By Stacey R. Lav, OTR/L
As occupational therapists, we provide opportunities over prescriptions. Therapeutic relationships are key in the overall success of our clients and are a big part in motivating the client to participate in their plan of care, and better improve client outcomes.
Occupational therapists facilitate finding the meaning in the day-to-day and help people find ways to do the things they want or need to do to live a successful life.
In therapeutic relationships, the occupational therapist acknowledges his or her position of power, recognizes that the client’s trust is both delicate and a privilege, demonstrates respect for the client, and ensures that the occupational therapist’s personal opinions, beliefs, and values do not affect the care provided.
Just as in traditional therapy, your first step towards building the therapeutic relationship will be to establish and maintain a rapport with the client. Show up to your teletherapy sessions with a professional but relaxed and friendly appearance.
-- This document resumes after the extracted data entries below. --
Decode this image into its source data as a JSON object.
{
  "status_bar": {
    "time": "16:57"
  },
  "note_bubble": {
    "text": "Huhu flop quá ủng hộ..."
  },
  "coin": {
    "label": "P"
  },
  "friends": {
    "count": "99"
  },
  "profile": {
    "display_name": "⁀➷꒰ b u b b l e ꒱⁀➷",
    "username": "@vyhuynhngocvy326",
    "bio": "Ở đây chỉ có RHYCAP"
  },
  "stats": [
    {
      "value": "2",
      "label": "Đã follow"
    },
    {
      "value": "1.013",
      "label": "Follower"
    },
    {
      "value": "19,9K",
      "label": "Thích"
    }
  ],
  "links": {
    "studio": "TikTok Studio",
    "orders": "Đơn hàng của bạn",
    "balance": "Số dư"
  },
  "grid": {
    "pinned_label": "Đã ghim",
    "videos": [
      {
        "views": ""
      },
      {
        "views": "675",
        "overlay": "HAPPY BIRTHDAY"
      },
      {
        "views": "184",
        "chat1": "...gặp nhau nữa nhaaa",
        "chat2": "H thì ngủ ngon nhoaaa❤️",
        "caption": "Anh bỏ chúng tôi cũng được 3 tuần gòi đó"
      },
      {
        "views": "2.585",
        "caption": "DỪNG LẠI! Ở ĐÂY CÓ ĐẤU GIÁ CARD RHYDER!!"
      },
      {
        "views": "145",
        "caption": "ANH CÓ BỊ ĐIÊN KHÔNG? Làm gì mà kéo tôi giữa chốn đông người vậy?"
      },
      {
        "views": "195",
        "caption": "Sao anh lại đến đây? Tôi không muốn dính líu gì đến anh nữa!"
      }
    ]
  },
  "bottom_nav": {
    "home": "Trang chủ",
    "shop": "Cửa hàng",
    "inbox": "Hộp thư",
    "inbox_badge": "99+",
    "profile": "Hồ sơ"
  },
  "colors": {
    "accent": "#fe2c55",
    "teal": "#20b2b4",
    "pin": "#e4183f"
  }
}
Keep your gaze sometimes towards the camera to simulate eye contact and sometimes towards your screen to show you are paying attention to the client.
Some of the elements that promote the therapeutic relationship translate directly to the online therapy model and some do not. For example, your client will not be exposed to your therapeutic setting and office space, which might typically provide the foundation for building the therapeutic relationship and the subsequent therapy work. Additionally, just being behind a screen can make both the therapist and the client feel less connected or most distant during the therapeutic process.
Empathy goes a long way
Validating feelings before doing anything else goes a long way, or even validating that I have no idea what they’re going through goes a long way, too. Asking the right questions helps, as well as educating yourself on which questions are the right questions. In the traditional therapy space, empathy may be shown through nonverbal behaviors, including facial expressions and gestures. Although you cannot show all those same gestures in the teletherapy space, minimal encouragers and small statements can be used to convey your empathy towards the client. The key is also to stay engaged with the client and remain responsive to the person, not just the screen.
To empower our patients is to give them the tools they need in order to support their occupational performance versus implying that we have all the answers. In order for clients to be put in the driver’s seat, clients must feel empowered to make choices and decisions. One excellent way to do this is to provide choices, and to advocate for clients–the basis of client-centered care.
In traditional therapy, you might help build rapport and the therapeutic alliance by using your body language to show attention and even to mirror the client’s posture. Although the teletherapy format will allow for less display and reading of nonverbal language, some can still be seen and shown. Lean in, tilt your head to match the client’s, nod, and display facial expressions congruent to the current discussion.
Teletherapy does not have to be so different from the traditional model. With today’s video-conferencing technology and the right telehealth platform, you can conduct therapy sessions with anyone, anywhere in the world. By being attentive to the therapeutic relationship and the therapeutic alliance, you can make that session work productive to help your client reach their goals.